Пятнадцать минут спустя я вернулся к столу, за которым сидел потрясенный Брут Хоуэлл и лизал грифель карандаша, который мы держали в регистрационной книге.
— Может, прекратишь, пока не отравился? — одернул его я.
— Святой Боже. — Он вытащил карандаш изо рта. — Я не хочу, чтобы кого-то еще из заключенных ждала такая же встреча.
— Мой папаша, бывало, говорил, что Бог троицу любит.
— Что ж, надеюсь, в этом вопросе твой папаша был профаном, — ответил Зверюга, но, как показало время, папаша отвечал за свои слова.
Еще одной стычкой закончилось появление Джона Коффи, а уж Дикий Билл просто устроил жуткую драку.
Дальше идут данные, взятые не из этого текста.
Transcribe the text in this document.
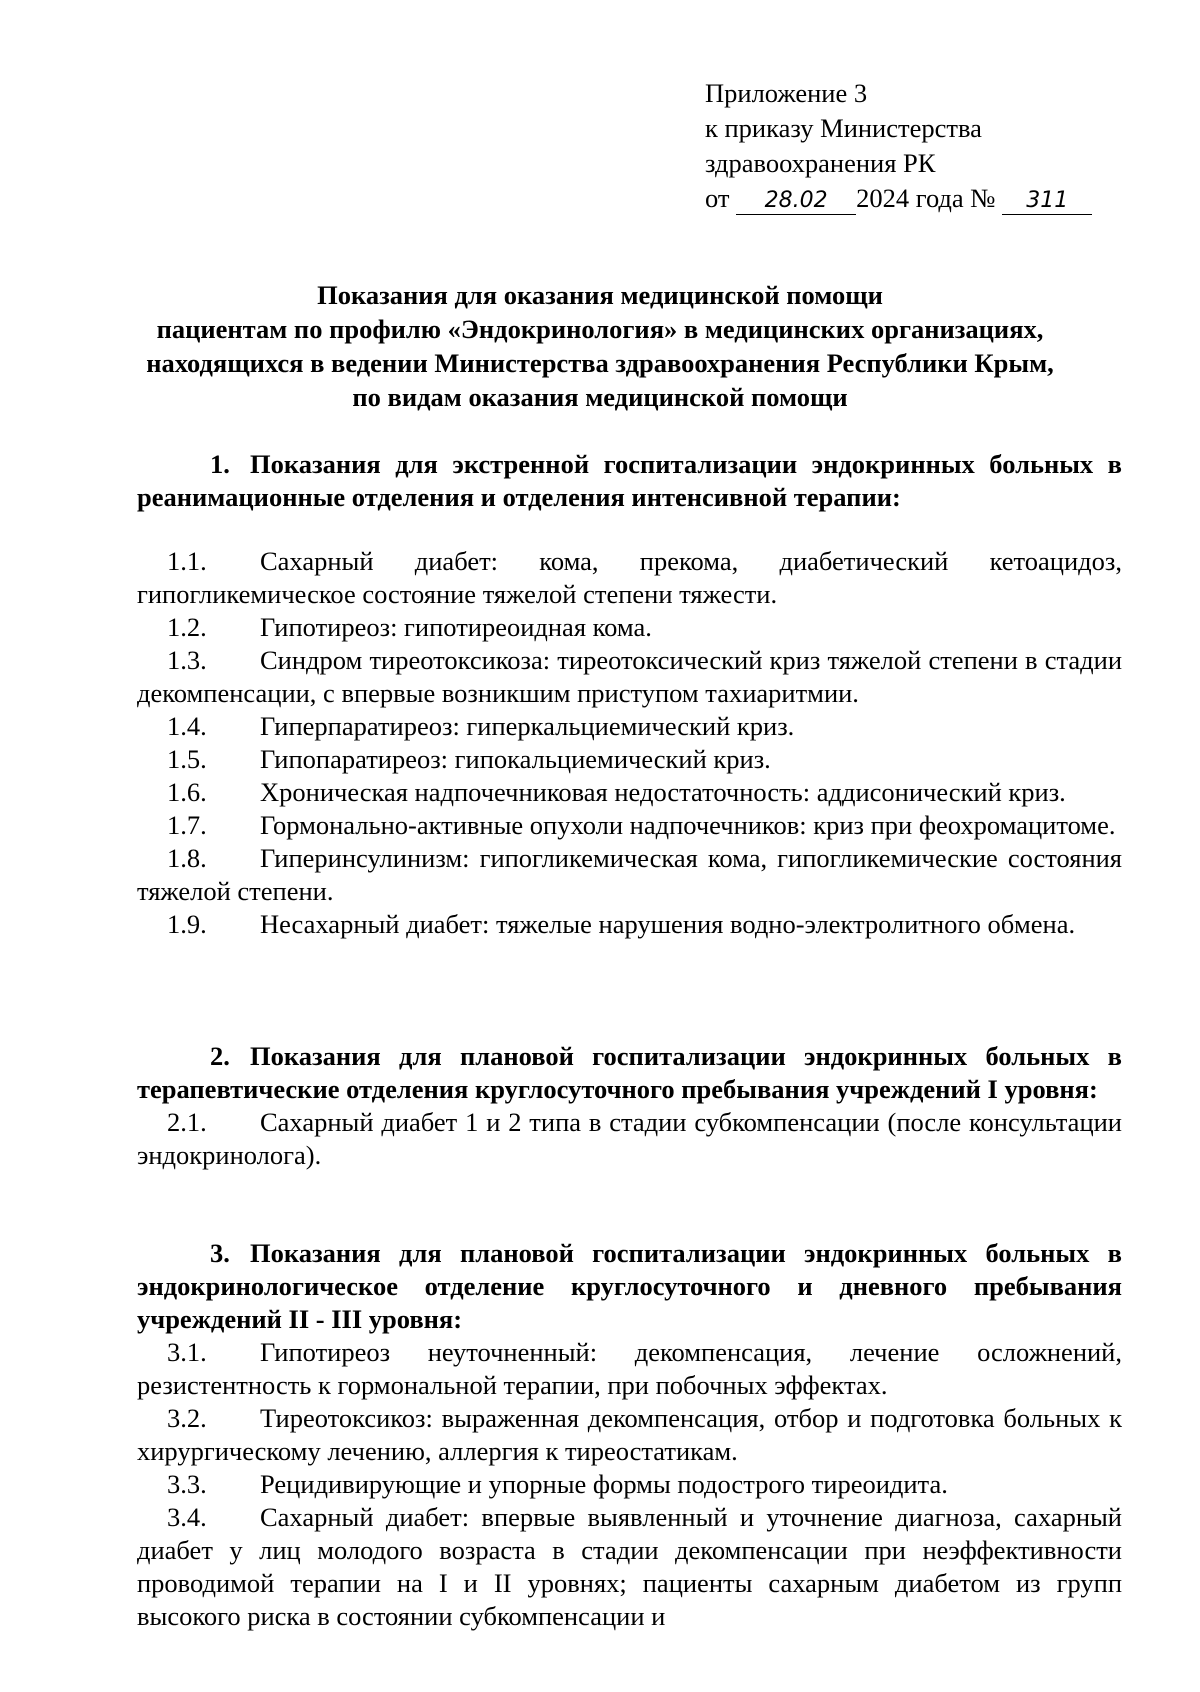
Приложение 3
к приказу Министерства
здравоохранения РК
от 28.02 2024 года № 311
Показания для оказания медицинской помощи
пациентам по профилю «Эндокринология» в медицинских организациях,
находящихся в ведении Министерства здравоохранения Республики Крым,
по видам оказания медицинской помощи

1. Показания для экстренной госпитализации эндокринных больных в реанимационные отделения и отделения интенсивной терапии:

1.1. Сахарный диабет: кома, прекома, диабетический кетоацидоз, гипогликемическое состояние тяжелой степени тяжести.

1.2. Гипотиреоз: гипотиреоидная кома.

1.3. Синдром тиреотоксикоза: тиреотоксический криз тяжелой степени в стадии декомпенсации, с впервые возникшим приступом тахиаритмии.

1.4. Гиперпаратиреоз: гиперкальциемический криз.

1.5. Гипопаратиреоз: гипокальциемический криз.

1.6. Хроническая надпочечниковая недостаточность: аддисонический криз.

1.7. Гормонально-активные опухоли надпочечников: криз при феохромацитоме.

1.8. Гиперинсулинизм: гипогликемическая кома, гипогликемические состояния тяжелой степени.

1.9. Несахарный диабет: тяжелые нарушения водно-электролитного обмена.

2. Показания для плановой госпитализации эндокринных больных в терапевтические отделения круглосуточного пребывания учреждений I уровня:

2.1. Сахарный диабет 1 и 2 типа в стадии субкомпенсации (после консультации эндокринолога).

3. Показания для плановой госпитализации эндокринных больных в эндокринологическое отделение круглосуточного и дневного пребывания учреждений II - III уровня:

3.1. Гипотиреоз неуточненный: декомпенсация, лечение осложнений, резистентность к гормональной терапии, при побочных эффектах.

3.2. Тиреотоксикоз: выраженная декомпенсация, отбор и подготовка больных к хирургическому лечению, аллергия к тиреостатикам.

3.3. Рецидивирующие и упорные формы подострого тиреоидита.

3.4. Сахарный диабет: впервые выявленный и уточнение диагноза, сахарный диабет у лиц молодого возраста в стадии декомпенсации при неэффективности проводимой терапии на I и II уровнях; пациенты сахарным диабетом из групп высокого риска в состоянии субкомпенсации и
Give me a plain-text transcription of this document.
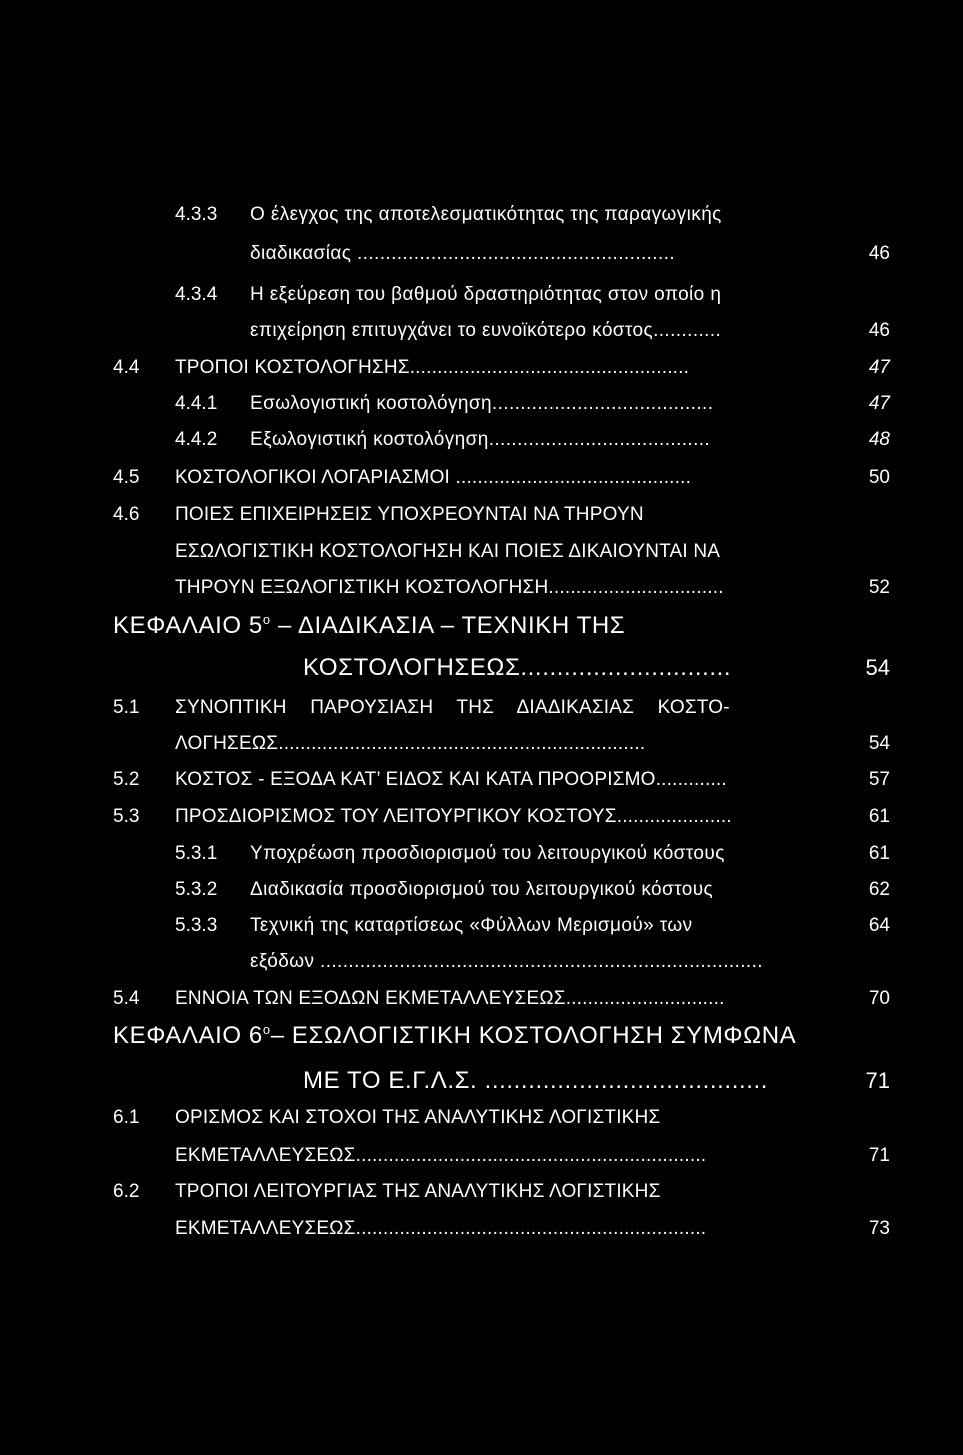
4.3.3 Ο έλεγχος της αποτελεσματικότητας της παραγωγικής
διαδικασίας ........................................................	46
4.3.4 Η εξεύρεση του βαθμού δραστηριότητας στον οποίο η
επιχείρηση επιτυγχάνει το ευνοϊκότερο κόστος............	46
4.4 ΤΡΟΠΟΙ ΚΟΣΤΟΛΟΓΗΣΗΣ...................................................	47
4.4.1 Εσωλογιστική κοστολόγηση.......................................	47
4.4.2 Εξωλογιστική κοστολόγηση.......................................	48
4.5 ΚΟΣΤΟΛΟΓΙΚΟΙ ΛΟΓΑΡΙΑΣΜΟΙ ...........................................	50
4.6 ΠΟΙΕΣ ΕΠΙΧΕΙΡΗΣΕΙΣ ΥΠΟΧΡΕΟΥΝΤΑΙ ΝΑ ΤΗΡΟΥΝ
ΕΣΩΛΟΓΙΣΤΙΚΗ ΚΟΣΤΟΛΟΓΗΣΗ ΚΑΙ ΠΟΙΕΣ ΔΙΚΑΙΟΥΝΤΑΙ ΝΑ
ΤΗΡΟΥΝ ΕΞΩΛΟΓΙΣΤΙΚΗ ΚΟΣΤΟΛΟΓΗΣΗ................................	52
ΚΕΦΑΛΑΙΟ $5^o$ – ΔΙΑΔΙΚΑΣΙΑ – ΤΕΧΝΙΚΗ ΤΗΣ
ΚΟΣΤΟΛΟΓΗΣΕΩΣ.............................	54
5.1 ΣΥΝΟΠΤΙΚΗ ΠΑΡΟΥΣΙΑΣΗ ΤΗΣ ΔΙΑΔΙΚΑΣΙΑΣ ΚΟΣΤΟ-
ΛΟΓΗΣΕΩΣ...................................................................	54
5.2 ΚΟΣΤΟΣ - ΕΞΟΔΑ ΚΑΤ’ ΕΙΔΟΣ ΚΑΙ ΚΑΤΑ ΠΡΟΟΡΙΣΜΟ.............	57
5.3 ΠΡΟΣΔΙΟΡΙΣΜΟΣ ΤΟΥ ΛΕΙΤΟΥΡΓΙΚΟΥ ΚΟΣΤΟΥΣ.....................	61
5.3.1 Υποχρέωση προσδιορισμού του λειτουργικού κόστους	61
5.3.2 Διαδικασία προσδιορισμού του λειτουργικού κόστους	62
5.3.3 Τεχνική της καταρτίσεως «Φύλλων Μερισμού» των	64
εξόδων ..............................................................................
5.4 ΕΝΝΟΙΑ ΤΩΝ ΕΞΟΔΩΝ ΕΚΜΕΤΑΛΛΕΥΣΕΩΣ.............................	70
ΚΕΦΑΛΑΙΟ $6^o-$ ΕΣΩΛΟΓΙΣΤΙΚΗ ΚΟΣΤΟΛΟΓΗΣΗ ΣΥΜΦΩΝΑ
ΜΕ ΤΟ Ε.Γ.Λ.Σ. .......................................	71
6.1 ΟΡΙΣΜΟΣ ΚΑΙ ΣΤΟΧΟΙ ΤΗΣ ΑΝΑΛΥΤΙΚΗΣ ΛΟΓΙΣΤΙΚΗΣ
ΕΚΜΕΤΑΛΛΕΥΣΕΩΣ................................................................	71
6.2 ΤΡΟΠΟΙ ΛΕΙΤΟΥΡΓΙΑΣ ΤΗΣ ΑΝΑΛΥΤΙΚΗΣ ΛΟΓΙΣΤΙΚΗΣ
ΕΚΜΕΤΑΛΛΕΥΣΕΩΣ................................................................	73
Так что три — действительно любимое число Господа. О нашем знакомстве с Диким Биллом, о его появлении на Зеленой миле, едва не приведшем к убийству, я расскажу чуть ниже. Пока лишь упомяну об этом.
— Как мог Делакруа ухватить его за конец? — полюбопытствовал я.
Зверюга фыркнул:
— Он же был в кандалах, а старина Перси слишком быстро выковыривал его из перевозки, вот и все. Делакруа споткнулся и начал падать. Вскинул руки, чтобы удержать равновесие (это же естественная реакция), и одной задел штаны Перси. Чистая случайность.
— Как по-твоему, Перси это знал? — спросил я. — Не воспользовался ли он случившимся как предлогом для того, чтобы дать Делакруа наглядный урок? Показать ему, кто тут хозяин.
Зверюга медленно кивнул.
— Да, я думаю, все так.
— Тебе придется приглядывать за ним. — Я пробежался рукой по волосам. Как будто у нас без Перси не хватало забот. — Господи, как я это ненавижу. Как я ненавижу его.
— Я тоже. И вот что я тебе скажу, Пол. Я его не понимаю. У него есть связи, это мне понятно, но почему он использовал их, чтобы получить работу на гребаной Зеленой миле? Да и вообще в тюрьме. Почему не стал клерком в сенате штата или в администрации губернатора? Организовывал бы встречи одного из его заместителей. Уж конечно, его родственнички смогли бы подобрать ему что-нибудь получше, если б он попросил их. Почему он полез именно сюда?
Я покачал головой. Ответа на этот вопрос я не знал. Вообще тогда я еще многого не знал. И причину, полагаю, следовало искать в моей наивности.
Глава 8
Потом, однако, жизнь вернулась в привычное русло… на какое-то время. В административном центре округа прокуратура готовила судебный процесс Джона Коффи, хотя Гомер Криб, шериф округа Трейпинг, проталкивал идею суда Линча, который мог значительно ускорить процесс наказания виновного. Все это не имело к нам ни малейшего отношения: в блоке Е не обращали особого внимания на события, происходившие за стенами тюрьмы. Жизнь на Зеленой миле напоминала жизнь в комнате со звуконепроницаемыми стенами. Время от времени снаружи доносятся какие-то приглушенные звуки, может, даже и взрывы, но не более того. С Джоном Коффи обвинение не торопилось, прокурор застраховывался от всякого рода случайностей, которые могли помешать вынесению обвинительного приговора.
Пару раз Перси поцапался с Делакруа. Во втором случае терпение у меня лопнуло, и я пригласил Перси в свой кабинет. Не впервые мне пришлось говорить с Перси о его поведении, не последним оказался и этот разговор, но именно тогда я окончательно уяснил для себя, с кем имею дело. В его груди билось сердце жестокого мальчишки, который приходит в зоопарк не для того, чтобы изучать животных и их повадки, а чтобы кидаться в них камнями.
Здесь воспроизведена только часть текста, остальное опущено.